AP Biology Class Visits Harlem DNA Learning Center

By Brian Seetoe ’19 and Vasyl Ilnytskyy ’19

The Advanced Placement (AP) Biology class, taught by Ms. Jessica Ross, went on a trip in order to further their studies on DNA (deoxyribonucleic acid) by getting hands-on experience at the Harlem DNA Learning Center (DNALC).

Students were given the opportunity to perform a lab where they sequenced their own DNA to discover how closely related they are to each other.

“The College Board has a number of required labs and this was one of them,” stated Ms. Ross. “The material they covered will be tested on the AP exam in May.”

Although the exam is some time away, labs such as this one retain their importance and may even help students due to their heavy reliance on hands-on activities which have been found to acutely increase the students understanding of scientific concepts as concluded by a study led by the University of Chicago.
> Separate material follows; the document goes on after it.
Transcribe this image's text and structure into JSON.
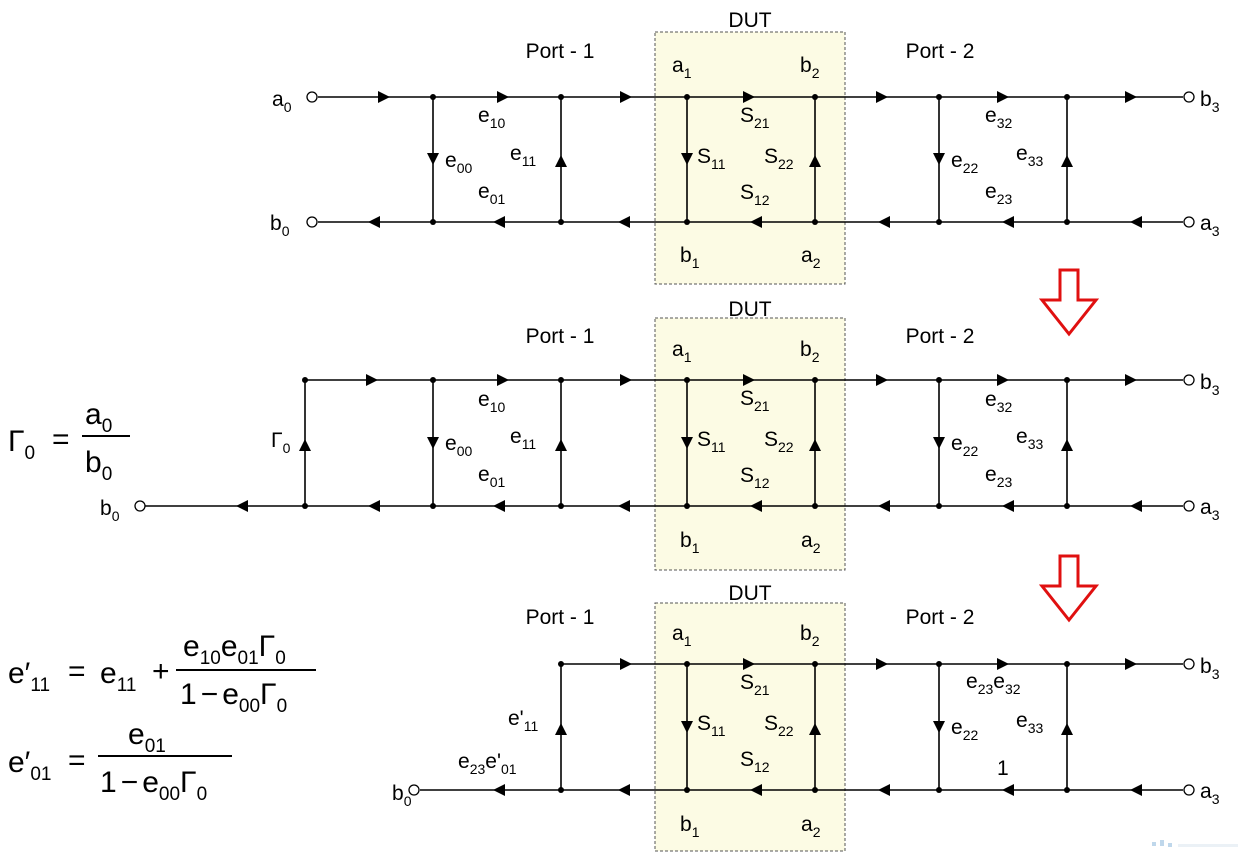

According to the Harlem DNALC website, “This lab examines Single Nucleotide Polymorphisms (SNPs) in the human mitochondrial genome. Students amplify a small region of their own mitochondrial DNA and use the product as a template for DNA cycle sequencing. The students obtain their ‘finished’ sequence and perform computer analysis of the data using the DNALC’s online bioinformatics tool Sequence Server.”

In order to extract the SNPs, each student had to begin by swirling a nine percent saline solution in their mouth for a minute in order to extract cheek cells which contain the DNA they are going to use as their template.

“The saline solution was clear, and it tasted like nothing at first, but it became salty by the time we spit it out. It felt weird,” stated Joann Mei ’19.

The students then used a process called Polymerase Chain Reaction, PCR for short, to make many copies of DNA and make samples to put into a thermocycler for 40 minutes which would separate the DNA into individual strands, cloning each strand, making double the number of strands as before. The samples are then put into a centrifuge which separates the strands into groups, making it easier to put the DNA into the gel electrophoresis, the process during which DNA fragments are separated using an electric current where the DNA fragments can be easily seen and compared.

“Overall it was a very good experience and a lot of people were able to conduct lab techniques such as gel electrophoresis for the first time,” said Vasilisa Tolkacheva ’19. “It was a bit nerve-wracking because once you pierce the gel, your sample is gone forever, hence people were a bit nervous for this part of the lab. However, the lab instructor was kind enough to redo the lab for people that lost their samples in the process.”

Aesam Sharafaldin ’18 stated, “I think it’s very interesting because genetic sequencing could provide new information on the genetic basis of poorly understood diseases with the potential to provide new therapies.”

Ms. Ross said, “It’s nice to see the kids doing real science and extracting their own DNA.”

The class will be getting their results at the end of April when they can finally compare their DNA to see how similar their DNA results are to not only their classmates, but also to different populations across the world and other species of animals.

Rreze Kadrijaj ’19 contributed to this article.